Одна в мужской компании

22
18
20
22
24
26
28
30

Я была не в силах вымолвить ни слова. До сих пор мы с папой говорили о нашем еврействе только один-единственный раз. Воспоминание об этом разговоре всплыло в памяти так живо и отчетливо, словно я опять перенеслась в тот день. Мне было, наверное, лет восемь, и я уже несколько часов сидела под папиным письменным столом, репетируя с куклами танцевальный номер. Я обожала устраивать театр в этом темном уединенном местечке — под украшенным затейливой резьбой секретером. Вдруг я вспомнила, что мамы, которая всегда была рядом, готовая появиться из-за угла в любой момент, особенно когда мне этого не хотелось, сегодня весь день не было видно. Вместо того чтобы обрадоваться неожиданной свободе от ежедневного распорядка — свободе, благодаря которой мне и было позволено так долго играть, — я до смерти перепугалась. А вдруг с ней случилось что-то страшное?

Я выскочила из кабинета и увидела папу — он сидел у камина в гостиной и с весьма довольным видом попыхивал трубкой. Его спокойствие неприятно резануло меня. Почему он не беспокоится?

— Где она? — завопила я с порога.

Он поднял от газеты встревоженные глаза.

— В чем дело, Хеди? Кто — она?

— Как кто? Мама! Она куда-то пропала.

— А-а-а. Не волнуйся. Она пошла на шиву в дом родителей фрау Штайн.

Я знала, что у фрау Штайн, жившей через три дома от нас, недавно умер отец, но что значит «пошла на шиву»? Это было похоже на слово из какого-то экзотического наречия.

— Как это? — спросила я и сморщила нос в «неприличной», как сказала бы мама, гримасе. Но ее рядом не было, а папа никогда не ругал меня из-за такой ерунды.

— Когда умирает еврей, семья устраивает по нему траур — принимает в его доме гостей с соболезнованиями. Это и есть шива.

— Значит, Штайны — евреи?

Это слово я изредка слышала от родителей, но не знала толком, что оно значит. Я понимала только, что все люди делятся на две части — евреев и не евреев. Когда я произносила это слово вслух, то чувствовала себя совсем взрослой.

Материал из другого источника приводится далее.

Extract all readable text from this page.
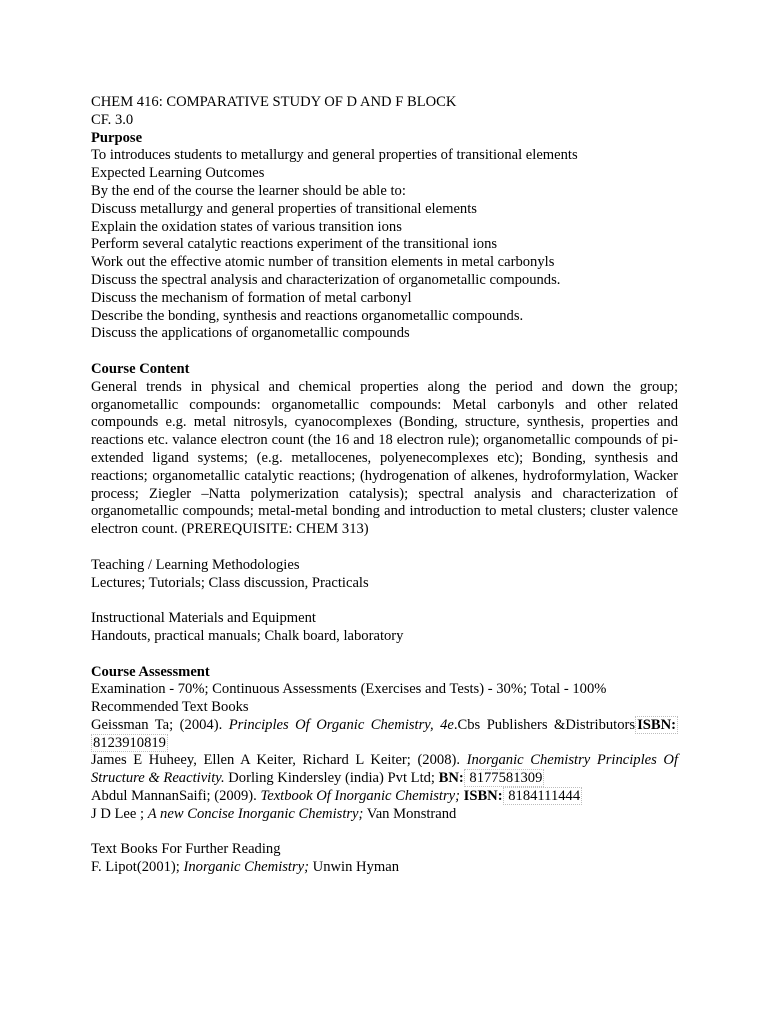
CHEM 416: COMPARATIVE STUDY OF D AND F BLOCK
CF. 3.0
Purpose
To introduces students to metallurgy and general properties of transitional elements
Expected Learning Outcomes
By the end of the course the learner should be able to:
Discuss metallurgy and general properties of transitional elements
Explain the oxidation states of various transition ions
Perform several catalytic reactions experiment of the transitional ions
Work out the effective atomic number of transition elements in metal carbonyls
Discuss the spectral analysis and characterization of organometallic compounds.
Discuss the mechanism of formation of metal carbonyl
Describe the bonding, synthesis and reactions organometallic compounds.
Discuss the applications of organometallic compounds
Course Content
General trends in physical and chemical properties along the period and down the group; organometallic compounds: organometallic compounds: Metal carbonyls and other related compounds e.g. metal nitrosyls, cyanocomplexes (Bonding, structure, synthesis, properties and reactions etc. valance electron count (the 16 and 18 electron rule); organometallic compounds of pi-extended ligand systems; (e.g. metallocenes, polyenecomplexes etc); Bonding, synthesis and reactions; organometallic catalytic reactions; (hydrogenation of alkenes, hydroformylation, Wacker process; Ziegler –Natta polymerization catalysis); spectral analysis and characterization of organometallic compounds; metal-metal bonding and introduction to metal clusters; cluster valence electron count. (PREREQUISITE: CHEM 313)
Teaching / Learning Methodologies
Lectures; Tutorials; Class discussion, Practicals
Instructional Materials and Equipment
Handouts, practical manuals; Chalk board, laboratory
Course Assessment
Examination - 70%; Continuous Assessments (Exercises and Tests) - 30%; Total - 100%
Recommended Text Books
Geissman Ta; (2004). Principles Of Organic Chemistry, 4e.Cbs Publishers &Distributors ISBN:
8123910819
James E Huheey, Ellen A Keiter, Richard L Keiter; (2008). Inorganic Chemistry Principles Of
Structure & Reactivity. Dorling Kindersley (india) Pvt Ltd; BN: 8177581309
Abdul MannanSaifi; (2009). Textbook Of Inorganic Chemistry; ISBN: 8184111444
J D Lee ; A new Concise Inorganic Chemistry; Van Monstrand
Text Books For Further Reading
F. Lipot(2001); Inorganic Chemistry; Unwin Hyman
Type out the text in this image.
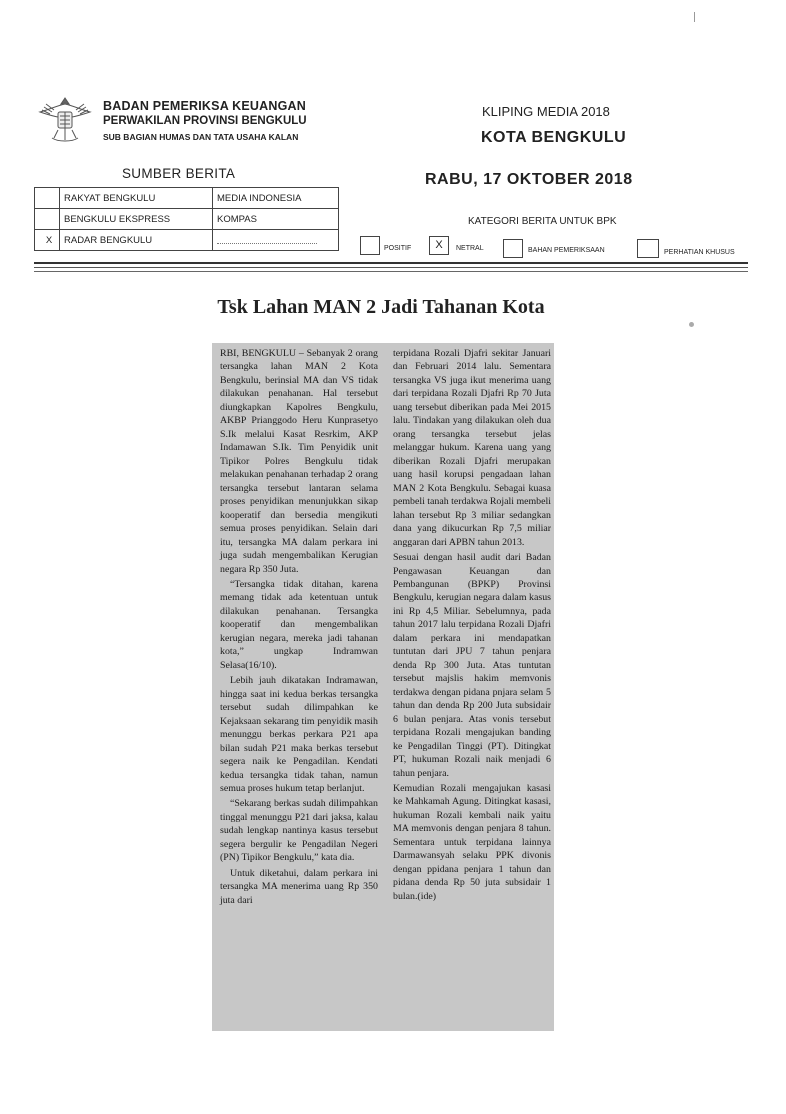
BADAN PEMERIKSA KEUANGAN
PERWAKILAN PROVINSI BENGKULU
SUB BAGIAN HUMAS DAN TATA USAHA KALAN
KLIPING MEDIA 2018
KOTA BENGKULU
RABU, 17 OKTOBER 2018
SUMBER BERITA
	RAKYAT BENGKULU	MEDIA INDONESIA
	BENGKULU EKSPRESS	KOMPAS
X	RADAR BENGKULU	
KATEGORI BERITA UNTUK BPK
POSITIF	X	NETRAL	BAHAN PEMERIKSAAN	PERHATIAN KHUSUS
Tsk Lahan MAN 2 Jadi Tahanan Kota

RBI, BENGKULU – Sebanyak 2 orang tersangka lahan MAN 2 Kota Bengkulu, berinsial MA dan VS tidak dilakukan penahanan. Hal tersebut diungkapkan Kapolres Bengkulu, AKBP Prianggodo Heru Kunprasetyo S.Ik melalui Kasat Resrkim, AKP Indamawan S.Ik. Tim Penyidik unit Tipikor Polres Bengkulu tidak melakukan penahanan terhadap 2 orang tersangka tersebut lantaran selama proses penyidikan menunjukkan sikap kooperatif dan bersedia mengikuti semua proses penyidikan. Selain dari itu, tersangka MA dalam perkara ini juga sudah mengembalikan Kerugian negara Rp 350 Juta.

“Tersangka tidak ditahan, karena memang tidak ada ketentuan untuk dilakukan penahanan. Tersangka kooperatif dan mengembalikan kerugian negara, mereka jadi tahanan kota,” ungkap Indramwan Selasa(16/10).

Lebih jauh dikatakan Indramawan, hingga saat ini kedua berkas tersangka tersebut sudah dilimpahkan ke Kejaksaan sekarang tim penyidik masih menunggu berkas perkara P21 apa bilan sudah P21 maka berkas tersebut segera naik ke Pengadilan. Kendati kedua tersangka tidak tahan, namun semua proses hukum tetap berlanjut.

“Sekarang berkas sudah dilimpahkan tinggal menunggu P21 dari jaksa, kalau sudah lengkap nantinya kasus tersebut segera bergulir ke Pengadilan Negeri (PN) Tipikor Bengkulu,” kata dia.

Untuk diketahui, dalam perkara ini tersangka MA menerima uang Rp 350 juta dari

terpidana Rozali Djafri sekitar Januari dan Februari 2014 lalu. Sementara tersangka VS juga ikut menerima uang dari terpidana Rozali Djafri Rp 70 Juta uang tersebut diberikan pada Mei 2015 lalu. Tindakan yang dilakukan oleh dua orang tersangka tersebut jelas melanggar hukum. Karena uang yang diberikan Rozali Djafri merupakan uang hasil korupsi pengadaan lahan MAN 2 Kota Bengkulu. Sebagai kuasa pembeli tanah terdakwa Rojali membeli lahan tersebut Rp 3 miliar sedangkan dana yang dikucurkan Rp 7,5 miliar anggaran dari APBN tahun 2013.

Sesuai dengan hasil audit dari Badan Pengawasan Keuangan dan Pembangunan (BPKP) Provinsi Bengkulu, kerugian negara dalam kasus ini Rp 4,5 Miliar. Sebelumnya, pada tahun 2017 lalu terpidana Rozali Djafri dalam perkara ini mendapatkan tuntutan dari JPU 7 tahun penjara denda Rp 300 Juta. Atas tuntutan tersebut majslis hakim memvonis terdakwa dengan pidana pnjara selam 5 tahun dan denda Rp 200 Juta subsidair 6 bulan penjara. Atas vonis tersebut terpidana Rozali mengajukan banding ke Pengadilan Tinggi (PT). Ditingkat PT, hukuman Rozali naik menjadi 6 tahun penjara.

Kemudian Rozali mengajukan kasasi ke Mahkamah Agung. Ditingkat kasasi, hukuman Rozali kembali naik yaitu MA memvonis dengan penjara 8 tahun. Sementara untuk terpidana lainnya Darmawansyah selaku PPK divonis dengan ppidana penjara 1 tahun dan pidana denda Rp 50 juta subsidair 1 bulan.(ide)
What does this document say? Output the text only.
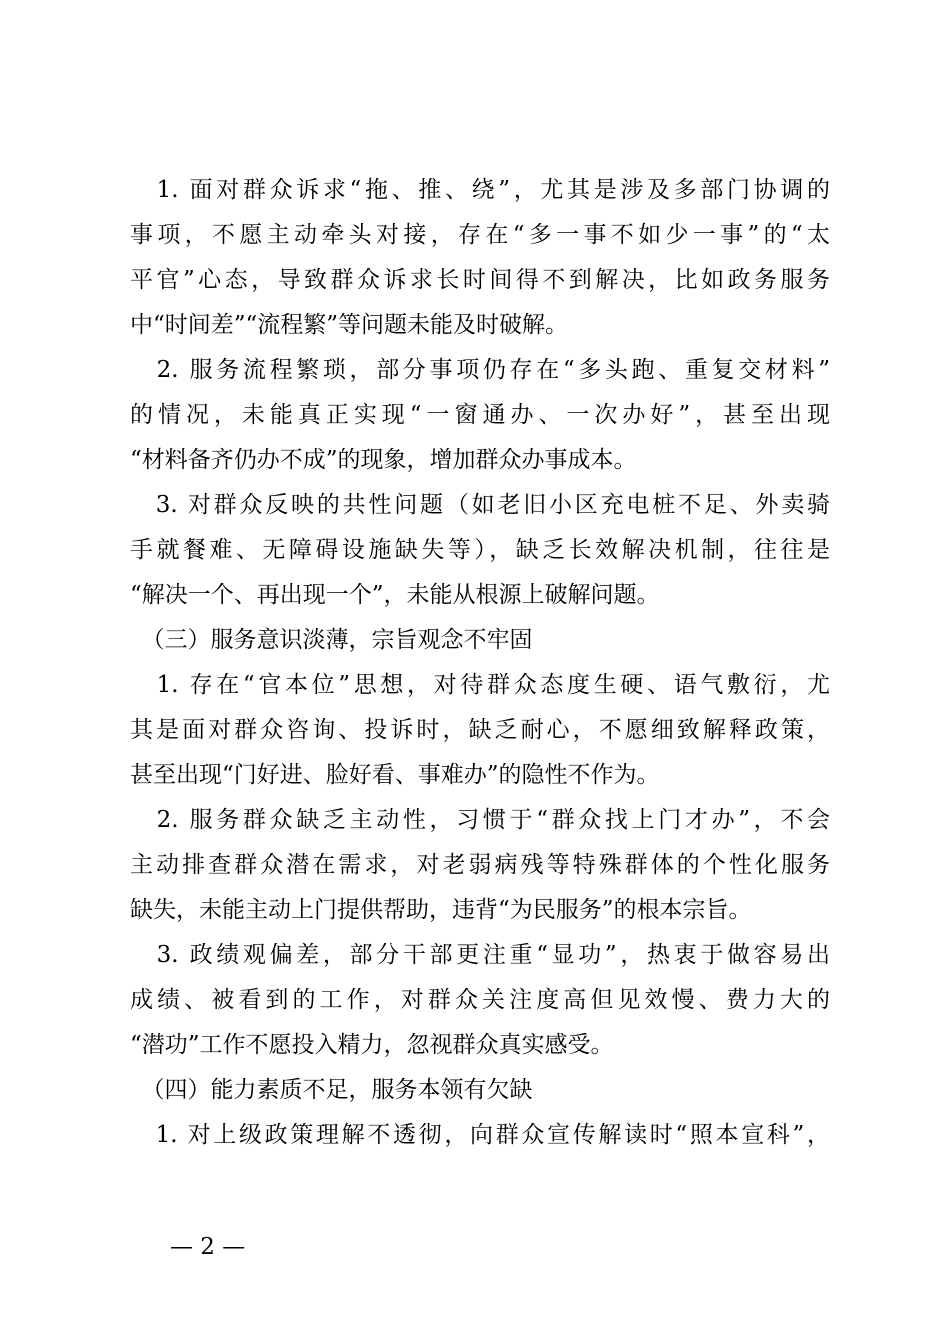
　1. 面对群众诉求“拖、推、绕”，尤其是涉及多部门协调的
事项，不愿主动牵头对接，存在“多一事不如少一事”的“太
平官”心态，导致群众诉求长时间得不到解决，比如政务服务
中“时间差”“流程繁”等问题未能及时破解。
　2. 服务流程繁琐，部分事项仍存在“多头跑、重复交材料”
的情况，未能真正实现“一窗通办、一次办好”，甚至出现
“材料备齐仍办不成”的现象，增加群众办事成本。
　3. 对群众反映的共性问题（如老旧小区充电桩不足、外卖骑
手就餐难、无障碍设施缺失等），缺乏长效解决机制，往往是
“解决一个、再出现一个”，未能从根源上破解问题。
　（三）服务意识淡薄，宗旨观念不牢固
　1. 存在“官本位”思想，对待群众态度生硬、语气敷衍，尤
其是面对群众咨询、投诉时，缺乏耐心，不愿细致解释政策，
甚至出现“门好进、脸好看、事难办”的隐性不作为。
　2. 服务群众缺乏主动性，习惯于“群众找上门才办”，不会
主动排查群众潜在需求，对老弱病残等特殊群体的个性化服务
缺失，未能主动上门提供帮助，违背“为民服务”的根本宗旨。
　3. 政绩观偏差，部分干部更注重“显功”，热衷于做容易出
成绩、被看到的工作，对群众关注度高但见效慢、费力大的
“潜功”工作不愿投入精力，忽视群众真实感受。
　（四）能力素质不足，服务本领有欠缺
　1. 对上级政策理解不透彻，向群众宣传解读时“照本宣科”，
— 2 —
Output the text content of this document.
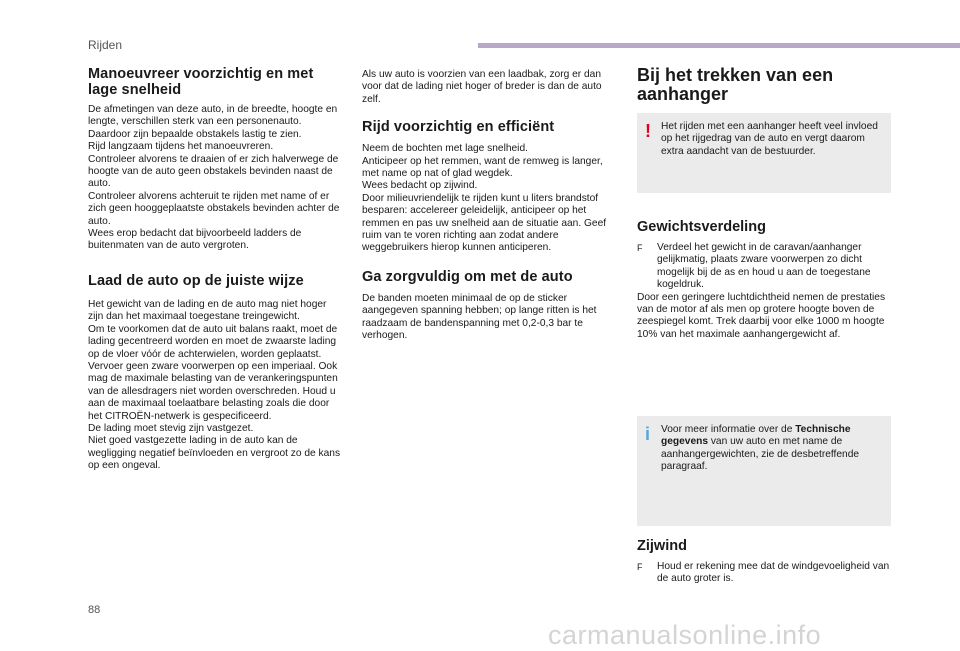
Rijden
Manoeuvreer voorzichtig en met lage snelheid

De afmetingen van deze auto, in de breedte, hoogte en lengte, verschillen sterk van een personenauto. Daardoor zijn bepaalde obstakels lastig te zien.
Rijd langzaam tijdens het manoeuvreren.
Controleer alvorens te draaien of er zich halverwege de hoogte van de auto geen obstakels bevinden naast de auto.
Controleer alvorens achteruit te rijden met name of er zich geen hooggeplaatste obstakels bevinden achter de auto.
Wees erop bedacht dat bijvoorbeeld ladders de buitenmaten van de auto vergroten.

Laad de auto op de juiste wijze

Het gewicht van de lading en de auto mag niet hoger zijn dan het maximaal toegestane treingewicht.
Om te voorkomen dat de auto uit balans raakt, moet de lading gecentreerd worden en moet de zwaarste lading op de vloer vóór de achterwielen, worden geplaatst.
Vervoer geen zware voorwerpen op een imperiaal. Ook mag de maximale belasting van de verankeringspunten van de allesdragers niet worden overschreden. Houd u aan de maximaal toelaatbare belasting zoals die door het CITROËN-netwerk is gespecificeerd.
De lading moet stevig zijn vastgezet.
Niet goed vastgezette lading in de auto kan de wegligging negatief beïnvloeden en vergroot zo de kans op een ongeval.

Als uw auto is voorzien van een laadbak, zorg er dan voor dat de lading niet hoger of breder is dan de auto zelf.

Rijd voorzichtig en efficiënt

Neem de bochten met lage snelheid.
Anticipeer op het remmen, want de remweg is langer, met name op nat of glad wegdek.
Wees bedacht op zijwind.
Door milieuvriendelijk te rijden kunt u liters brandstof besparen: accelereer geleidelijk, anticipeer op het remmen en pas uw snelheid aan de situatie aan. Geef ruim van te voren richting aan zodat andere weggebruikers hierop kunnen anticiperen.

Ga zorgvuldig om met de auto

De banden moeten minimaal de op de sticker aangegeven spanning hebben; op lange ritten is het raadzaam de bandenspanning met 0,2-0,3 bar te verhogen.

Bij het trekken van een aanhanger
! Het rijden met een aanhanger heeft veel invloed op het rijgedrag van de auto en vergt daarom extra aandacht van de bestuurder.

Gewichtsverdeling
F Verdeel het gewicht in de caravan/aanhanger gelijkmatig, plaats zware voorwerpen zo dicht mogelijk bij de as en houd u aan de toegestane kogeldruk.

Door een geringere luchtdichtheid nemen de prestaties van de motor af als men op grotere hoogte boven de zeespiegel komt. Trek daarbij voor elke 1000 m hoogte 10% van het maximale aanhangergewicht af.

i Voor meer informatie over de Technische gegevens van uw auto en met name de aanhangergewichten, zie de desbetreffende paragraaf.

Zijwind
F Houd er rekening mee dat de windgevoeligheid van de auto groter is.

88
carmanualsonline.info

В ответ на мой вопрос папа приподнял брови, и глаза у него как-то незнакомо округлились. Это было похоже на удивление, но я никогда не видела, чтобы мой вечно невозмутимый папа чему-то удивлялся.

— Да, Хеди. Они евреи. И мы тоже.

Я хотела спросить еще что-то о том, что это значит — быть евреем, — но тут хлопнула входная дверь. Из прихожей донесся знакомый стук маминых каблуков, и мы с папой переглянулись. Время вопросов вышло. С этого момента я знала, к какой категории относится наша семья, но совсем не понимала, что подразумевает для нас принадлежность к ней.

Нынешний, второй по счету разговор с папой о нашем еврействе стал первым подробным обсуждением этой темы, и хотя за эти годы я и приобрела кое-какие приблизительные познания об иудаизме, его слова привели меня в ужас. До сих пор, когда я читала в газетах обо всех этих актах насилия, мне казалось, что они направлены против каких-то совсем других евреев, что наследие моих предков, от которого я так далека, никак меня с ними не связывает. Теперь я уже не была в этом уверена.

— Нам есть чего бояться, папа?

Должно быть, страх отразился у меня на лице: он тут же взял меня за руки и стал успокаивать.

— Я слишком уж разоткровенничался о своих тревогах, Хеди. Во что выльется эта смута, никто не знает. Но если кто-то и сможет тебя защитить, так это Фридрих Мандль. Может быть, рядом с ним тебе будет спокойно в эти неспокойные времена.